2. Subset B: Contains data from 267 fresh-harvested sweetpotatoes (Research Station source) imaged in an enclosed LED chamber.

    Additionally, a supplementary file "Sweetpotato_Sampling_Datasheet.docx" is included, providing population statistics (weight, length, width) and surface conditions for the samples in Subset A. For both subset, the raw video recordings were provided for further research.

    Within the subset directories, the data is further organized into subfolders for images and annotations:

• `Subset_A/Images`: Contains 232 RGB frames (Resolution: 1920×1080 pixels).
• `Subset_A/Labels`: Contains 232 corresponding JSON annotation files.
• `Subset_A/Videos`: Contains 19 corresponding raw video files.

 

• `Subset_B/Images`: Contains 1168 RGB frames (Resolution: 1280×720 pixels).
• `Subset_B/Labels`: Contains 1168 corresponding JSON annotation files.
• `Subset_B/Videos`: Contains 20 corresponding raw video files

    Each image is a standard RGB .png file. The samples were rotated on a roller conveyor during acquisition to capture full-surface views.

    - Total samples: 390 (123 in Subset A, 267 in Subset B)

    - Total images: 1,400

    - Total annotated instances: 3,700

    - Total videos: 39

    - Storage space required: Approximately 6.54 GB (uncompressed)

    The file naming convention is consistent across images and annotation files to ensure traceability to the original video batches. Each file name includes two key elements:

    1. Batch ID: Represents the specific group or video sequence (e.g., "Batch_1").

    2. Frame Sequence: Represents the sequential order of the frame extracted (e.g., "Frame_001").

    - Batch_01_Frame_001.png: The 1st frame extracted from Batch 1 video.

    - Batch_01_Frame_001.json: The corresponding annotation file for the image above.

 

    Note: Files in Subset A and Subset B share this naming convention but are stored in separate parent directories to distinguish the domain/source.

    The annotation files (`.json`) follow the standard LabelMe format. They are fully compatible with common computer vision tools (e.g., LabelMe, AnyLabeling). Each file contains:

    1. Shapes:

        - label: The visual quality category (Grade 1, Grade 2, or Grade 3).

        - points: A list of [x, y] coordinates defining the polygon mask around the sweetpotato instance.

        - shape_type: "polygon".

    2. Image Path: References the corresponding .png image file.

    Sweetpotato instances are labeled into three visual categories based on the visible surface defects in the specific frame:

    - Grade 1 (Normal): High-quality instances. Defect-free or negligible surface imperfections visible.
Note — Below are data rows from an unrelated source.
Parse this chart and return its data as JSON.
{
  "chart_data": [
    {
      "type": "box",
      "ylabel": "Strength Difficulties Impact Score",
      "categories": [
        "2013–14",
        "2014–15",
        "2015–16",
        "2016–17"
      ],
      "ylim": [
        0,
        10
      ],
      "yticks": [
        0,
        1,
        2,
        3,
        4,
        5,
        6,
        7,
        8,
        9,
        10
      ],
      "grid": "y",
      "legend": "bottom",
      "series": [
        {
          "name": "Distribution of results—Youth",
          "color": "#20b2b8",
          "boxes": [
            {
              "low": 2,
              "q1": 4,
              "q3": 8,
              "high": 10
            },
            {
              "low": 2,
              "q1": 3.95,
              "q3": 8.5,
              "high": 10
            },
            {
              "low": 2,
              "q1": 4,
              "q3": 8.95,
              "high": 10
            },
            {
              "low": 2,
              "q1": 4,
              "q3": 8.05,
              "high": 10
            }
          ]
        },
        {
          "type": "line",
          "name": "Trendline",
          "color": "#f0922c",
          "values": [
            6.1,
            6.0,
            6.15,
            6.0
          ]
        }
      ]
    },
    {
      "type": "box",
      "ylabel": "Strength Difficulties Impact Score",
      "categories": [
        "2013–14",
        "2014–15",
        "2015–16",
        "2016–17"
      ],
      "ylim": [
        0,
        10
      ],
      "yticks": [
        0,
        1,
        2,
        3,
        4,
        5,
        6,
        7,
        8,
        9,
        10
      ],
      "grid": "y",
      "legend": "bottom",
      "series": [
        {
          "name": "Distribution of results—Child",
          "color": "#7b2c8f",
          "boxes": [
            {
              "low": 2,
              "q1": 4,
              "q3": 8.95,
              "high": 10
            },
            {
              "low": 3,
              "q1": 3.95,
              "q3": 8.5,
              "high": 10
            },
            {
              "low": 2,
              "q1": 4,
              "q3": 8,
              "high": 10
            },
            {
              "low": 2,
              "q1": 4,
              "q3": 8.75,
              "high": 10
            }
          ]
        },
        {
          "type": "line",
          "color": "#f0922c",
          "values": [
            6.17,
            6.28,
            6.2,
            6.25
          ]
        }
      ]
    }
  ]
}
    - Grade 2 (Moderate Defects): Instances with visible surface defects that affect appearance (e.g., minor scuffs, skinning).

    - Grade 3 (Severe Defects): Instances with significant damage or decay visible (e.g., deep cuts, rot, severe mechanical damage).
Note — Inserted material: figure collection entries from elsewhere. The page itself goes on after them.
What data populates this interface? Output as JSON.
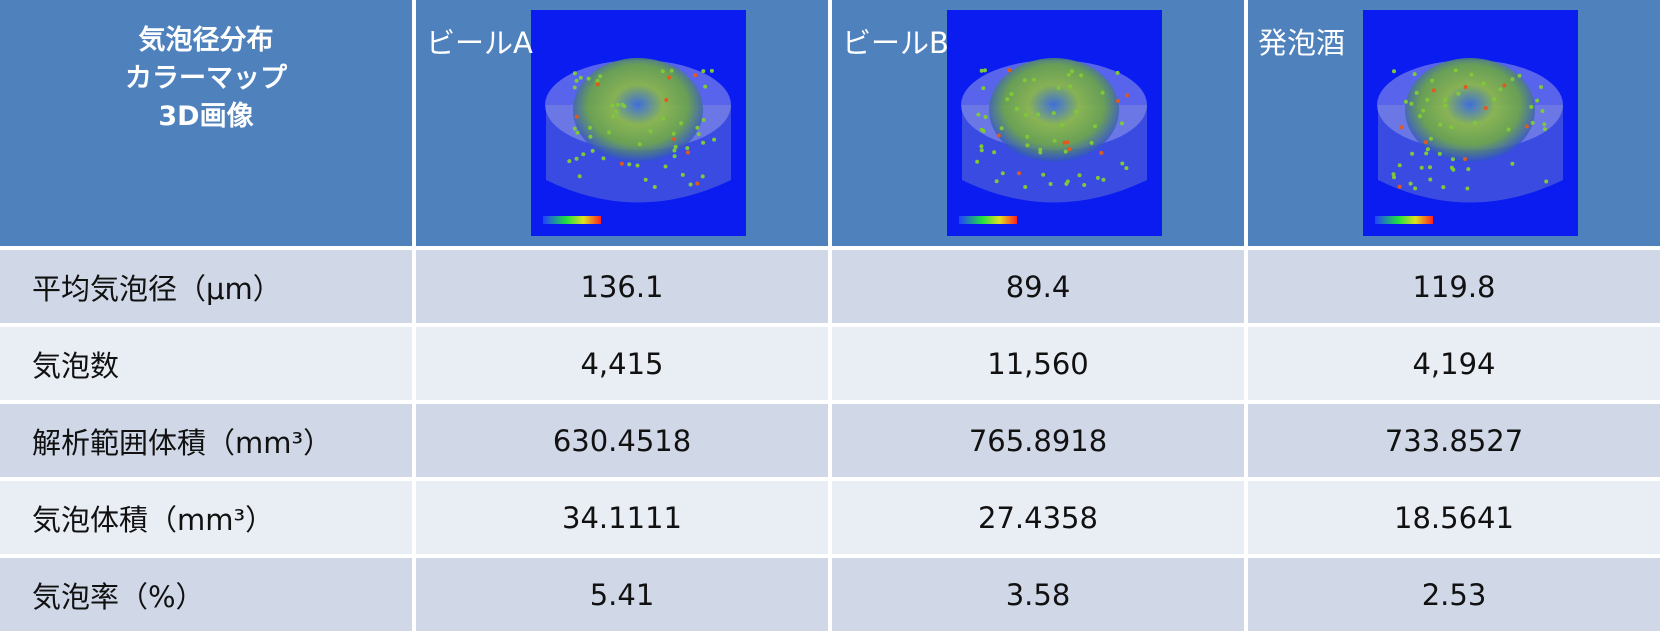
{
  "header": {
    "title": [
      "気泡径分布",
      "カラーマップ",
      "3D画像"
    ],
    "columns": [
      "ビールA",
      "ビールB",
      "発泡酒"
    ]
  },
  "table": {
    "rows": [
      [
        "平均気泡径（μm）",
        "136.1",
        "89.4",
        "119.8"
      ],
      [
        "気泡数",
        "4,415",
        "11,560",
        "4,194"
      ],
      [
        "解析範囲体積（mm³）",
        "630.4518",
        "765.8918",
        "733.8527"
      ],
      [
        "気泡体積（mm³）",
        "34.1111",
        "27.4358",
        "18.5641"
      ],
      [
        "気泡率（%）",
        "5.41",
        "3.58",
        "2.53"
      ]
    ]
  }
}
    - Data Splitting: Users should split the dataset (Training/Testing) based on the Batch ID (Video level), not by individual frames. Randomly splitting frames will result in data leakage as adjacent frames capture the same samples.

    - ID Mapping: The dataset is designed for instance-level vision tasks (segmentation/detection). Instance-to-Sample ID mapping (tracking specific physical roots across frames) is not explicitly provided in the metadata.

 

Citations

If you use the dataset in published research, please consider citing related journal articles or the dataset.
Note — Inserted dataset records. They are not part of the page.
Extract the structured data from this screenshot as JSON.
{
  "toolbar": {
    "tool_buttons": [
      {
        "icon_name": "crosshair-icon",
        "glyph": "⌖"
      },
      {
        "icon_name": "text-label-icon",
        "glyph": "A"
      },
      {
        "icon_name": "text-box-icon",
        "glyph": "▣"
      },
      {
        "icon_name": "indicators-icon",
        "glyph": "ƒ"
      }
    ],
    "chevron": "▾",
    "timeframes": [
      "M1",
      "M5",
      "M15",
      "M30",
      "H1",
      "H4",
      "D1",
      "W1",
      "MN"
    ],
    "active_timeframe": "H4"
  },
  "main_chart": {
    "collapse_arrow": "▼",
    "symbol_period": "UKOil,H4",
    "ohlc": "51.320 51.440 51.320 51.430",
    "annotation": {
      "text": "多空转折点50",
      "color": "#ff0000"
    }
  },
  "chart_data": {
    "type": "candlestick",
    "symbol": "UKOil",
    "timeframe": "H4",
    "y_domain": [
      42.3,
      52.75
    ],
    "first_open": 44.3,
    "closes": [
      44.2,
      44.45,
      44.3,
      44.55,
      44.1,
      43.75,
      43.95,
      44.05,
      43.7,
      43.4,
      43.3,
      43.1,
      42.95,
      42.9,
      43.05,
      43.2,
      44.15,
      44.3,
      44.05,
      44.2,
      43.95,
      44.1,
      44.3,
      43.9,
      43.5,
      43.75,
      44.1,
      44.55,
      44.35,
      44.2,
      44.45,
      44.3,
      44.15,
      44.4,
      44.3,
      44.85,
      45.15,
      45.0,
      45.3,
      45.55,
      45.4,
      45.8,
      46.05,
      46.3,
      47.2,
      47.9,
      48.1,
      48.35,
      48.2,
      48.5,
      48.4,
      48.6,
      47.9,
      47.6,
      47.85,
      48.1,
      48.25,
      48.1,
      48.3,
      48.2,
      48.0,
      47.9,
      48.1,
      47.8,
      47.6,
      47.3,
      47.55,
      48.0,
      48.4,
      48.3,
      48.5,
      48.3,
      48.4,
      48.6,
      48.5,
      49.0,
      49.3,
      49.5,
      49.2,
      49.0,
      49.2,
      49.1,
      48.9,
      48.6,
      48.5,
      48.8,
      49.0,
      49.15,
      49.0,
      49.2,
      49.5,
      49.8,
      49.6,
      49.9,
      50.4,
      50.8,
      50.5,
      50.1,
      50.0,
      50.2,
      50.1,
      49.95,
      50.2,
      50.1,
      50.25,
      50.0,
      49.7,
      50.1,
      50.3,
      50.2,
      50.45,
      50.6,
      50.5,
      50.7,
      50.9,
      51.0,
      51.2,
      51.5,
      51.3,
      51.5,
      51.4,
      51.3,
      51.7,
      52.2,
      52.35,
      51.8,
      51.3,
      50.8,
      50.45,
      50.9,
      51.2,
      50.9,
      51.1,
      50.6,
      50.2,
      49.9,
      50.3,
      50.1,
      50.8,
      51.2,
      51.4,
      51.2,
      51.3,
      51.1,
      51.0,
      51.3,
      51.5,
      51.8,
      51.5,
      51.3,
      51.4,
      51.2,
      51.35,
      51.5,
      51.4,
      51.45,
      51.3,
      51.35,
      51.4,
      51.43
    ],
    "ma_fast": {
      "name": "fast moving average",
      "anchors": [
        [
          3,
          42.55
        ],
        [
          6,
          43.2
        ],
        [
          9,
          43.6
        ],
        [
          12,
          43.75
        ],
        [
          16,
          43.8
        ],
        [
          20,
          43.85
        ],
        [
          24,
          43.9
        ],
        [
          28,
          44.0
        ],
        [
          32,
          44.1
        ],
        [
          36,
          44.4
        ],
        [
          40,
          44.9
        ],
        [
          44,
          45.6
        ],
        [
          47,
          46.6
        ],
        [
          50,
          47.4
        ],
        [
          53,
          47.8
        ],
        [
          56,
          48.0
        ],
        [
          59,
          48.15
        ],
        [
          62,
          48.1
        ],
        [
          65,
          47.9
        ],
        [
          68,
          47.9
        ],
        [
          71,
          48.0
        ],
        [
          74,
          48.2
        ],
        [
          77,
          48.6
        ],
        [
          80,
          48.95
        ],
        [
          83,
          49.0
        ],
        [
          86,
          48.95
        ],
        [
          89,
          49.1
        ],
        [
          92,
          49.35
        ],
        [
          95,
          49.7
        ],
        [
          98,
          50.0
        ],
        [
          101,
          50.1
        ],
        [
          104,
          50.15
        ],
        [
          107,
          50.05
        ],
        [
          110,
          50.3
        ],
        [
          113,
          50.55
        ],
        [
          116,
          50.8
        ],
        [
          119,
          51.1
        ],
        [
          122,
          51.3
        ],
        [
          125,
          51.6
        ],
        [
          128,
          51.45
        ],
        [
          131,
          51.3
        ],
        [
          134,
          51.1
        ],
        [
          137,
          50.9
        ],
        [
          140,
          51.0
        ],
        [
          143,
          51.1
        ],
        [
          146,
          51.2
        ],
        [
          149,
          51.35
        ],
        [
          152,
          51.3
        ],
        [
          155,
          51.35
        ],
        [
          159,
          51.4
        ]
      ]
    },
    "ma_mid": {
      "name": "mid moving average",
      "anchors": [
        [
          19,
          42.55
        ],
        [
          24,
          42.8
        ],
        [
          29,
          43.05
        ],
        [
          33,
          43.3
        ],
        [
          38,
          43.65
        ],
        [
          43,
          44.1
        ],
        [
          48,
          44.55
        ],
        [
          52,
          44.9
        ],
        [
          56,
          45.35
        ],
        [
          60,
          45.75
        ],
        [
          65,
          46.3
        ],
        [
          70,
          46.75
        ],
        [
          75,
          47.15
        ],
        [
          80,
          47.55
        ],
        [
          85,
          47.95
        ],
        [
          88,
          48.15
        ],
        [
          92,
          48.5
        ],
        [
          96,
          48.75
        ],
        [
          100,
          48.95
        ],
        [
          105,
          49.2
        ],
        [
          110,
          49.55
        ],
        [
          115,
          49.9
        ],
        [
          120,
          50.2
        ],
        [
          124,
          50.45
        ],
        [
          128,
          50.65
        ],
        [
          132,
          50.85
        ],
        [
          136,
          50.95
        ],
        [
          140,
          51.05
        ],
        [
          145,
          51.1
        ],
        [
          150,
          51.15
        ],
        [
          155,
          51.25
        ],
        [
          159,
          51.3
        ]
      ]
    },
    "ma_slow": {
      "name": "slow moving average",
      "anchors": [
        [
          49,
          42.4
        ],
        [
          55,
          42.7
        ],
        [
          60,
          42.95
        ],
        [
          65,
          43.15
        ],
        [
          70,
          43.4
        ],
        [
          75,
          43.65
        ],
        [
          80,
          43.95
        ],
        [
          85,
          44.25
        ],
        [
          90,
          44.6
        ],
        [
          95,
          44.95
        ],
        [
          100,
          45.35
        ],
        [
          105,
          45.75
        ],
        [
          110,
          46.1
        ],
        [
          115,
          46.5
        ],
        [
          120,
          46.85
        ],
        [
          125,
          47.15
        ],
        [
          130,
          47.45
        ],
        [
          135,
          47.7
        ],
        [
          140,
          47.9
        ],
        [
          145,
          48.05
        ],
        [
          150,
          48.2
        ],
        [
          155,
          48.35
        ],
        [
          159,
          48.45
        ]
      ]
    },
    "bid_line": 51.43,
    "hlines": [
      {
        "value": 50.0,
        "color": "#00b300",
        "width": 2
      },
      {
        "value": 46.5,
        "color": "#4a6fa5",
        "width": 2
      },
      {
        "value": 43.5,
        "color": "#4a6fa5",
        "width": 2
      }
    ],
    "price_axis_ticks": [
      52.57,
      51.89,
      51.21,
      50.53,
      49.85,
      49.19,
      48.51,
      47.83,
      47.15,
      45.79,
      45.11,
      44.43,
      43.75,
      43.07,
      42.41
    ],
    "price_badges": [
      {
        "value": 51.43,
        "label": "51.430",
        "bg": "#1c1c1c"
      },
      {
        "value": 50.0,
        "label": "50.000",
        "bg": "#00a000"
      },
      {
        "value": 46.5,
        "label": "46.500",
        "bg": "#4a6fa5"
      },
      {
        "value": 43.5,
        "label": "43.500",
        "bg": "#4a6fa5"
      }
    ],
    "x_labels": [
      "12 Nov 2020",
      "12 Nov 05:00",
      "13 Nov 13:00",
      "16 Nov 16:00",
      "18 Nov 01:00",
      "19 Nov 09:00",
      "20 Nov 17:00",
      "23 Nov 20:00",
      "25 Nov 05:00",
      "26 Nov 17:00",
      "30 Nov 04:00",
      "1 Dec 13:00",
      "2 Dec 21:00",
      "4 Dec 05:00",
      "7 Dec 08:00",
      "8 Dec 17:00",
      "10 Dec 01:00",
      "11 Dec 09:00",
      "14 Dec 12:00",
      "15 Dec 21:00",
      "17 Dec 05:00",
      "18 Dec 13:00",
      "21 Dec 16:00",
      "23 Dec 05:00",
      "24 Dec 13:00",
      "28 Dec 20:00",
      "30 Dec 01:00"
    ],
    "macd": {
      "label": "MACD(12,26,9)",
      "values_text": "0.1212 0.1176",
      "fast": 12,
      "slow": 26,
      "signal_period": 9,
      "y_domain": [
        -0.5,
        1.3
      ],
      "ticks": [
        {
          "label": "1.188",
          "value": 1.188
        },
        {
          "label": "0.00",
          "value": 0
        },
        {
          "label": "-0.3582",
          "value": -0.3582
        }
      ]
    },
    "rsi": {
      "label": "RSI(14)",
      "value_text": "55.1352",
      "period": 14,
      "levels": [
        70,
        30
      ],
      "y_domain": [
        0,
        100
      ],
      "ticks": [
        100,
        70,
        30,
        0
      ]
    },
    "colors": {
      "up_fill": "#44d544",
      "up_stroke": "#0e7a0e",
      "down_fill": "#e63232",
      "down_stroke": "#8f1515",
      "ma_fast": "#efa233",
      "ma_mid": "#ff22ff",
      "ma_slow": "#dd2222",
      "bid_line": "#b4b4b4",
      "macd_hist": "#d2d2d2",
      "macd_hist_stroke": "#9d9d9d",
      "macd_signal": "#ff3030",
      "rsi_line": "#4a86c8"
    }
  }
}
1. Xu, J., Lu, Y., & Deng, B. (2024). Design, prototyping, and evaluation of a new machine vision-based automated sweetpotato grading and sorting system, Journal of the ASABE 67 (2024) 1369–1380. https://doi.org/10.13031/ja.16051 
2. Xu, J. & Lu, Y. (2024). Prototyping and evaluation of a novel machine vision system for real-time, automated quality grading of sweetpotatoes, Computers and Electronics in Agriculture 219 (2024) 108826. https://doi.org/10.1016/j.compag.2024.108826
3. Zhang, J., Lu, Y., & Xu, J. (2025). A machine vision dataset for automated quality inspection and grading of sweetpotatoes [Data set]. Zenodo. https://doi.org/10.5281/zenodo.18100484

Hopefully, you find the dataset useful.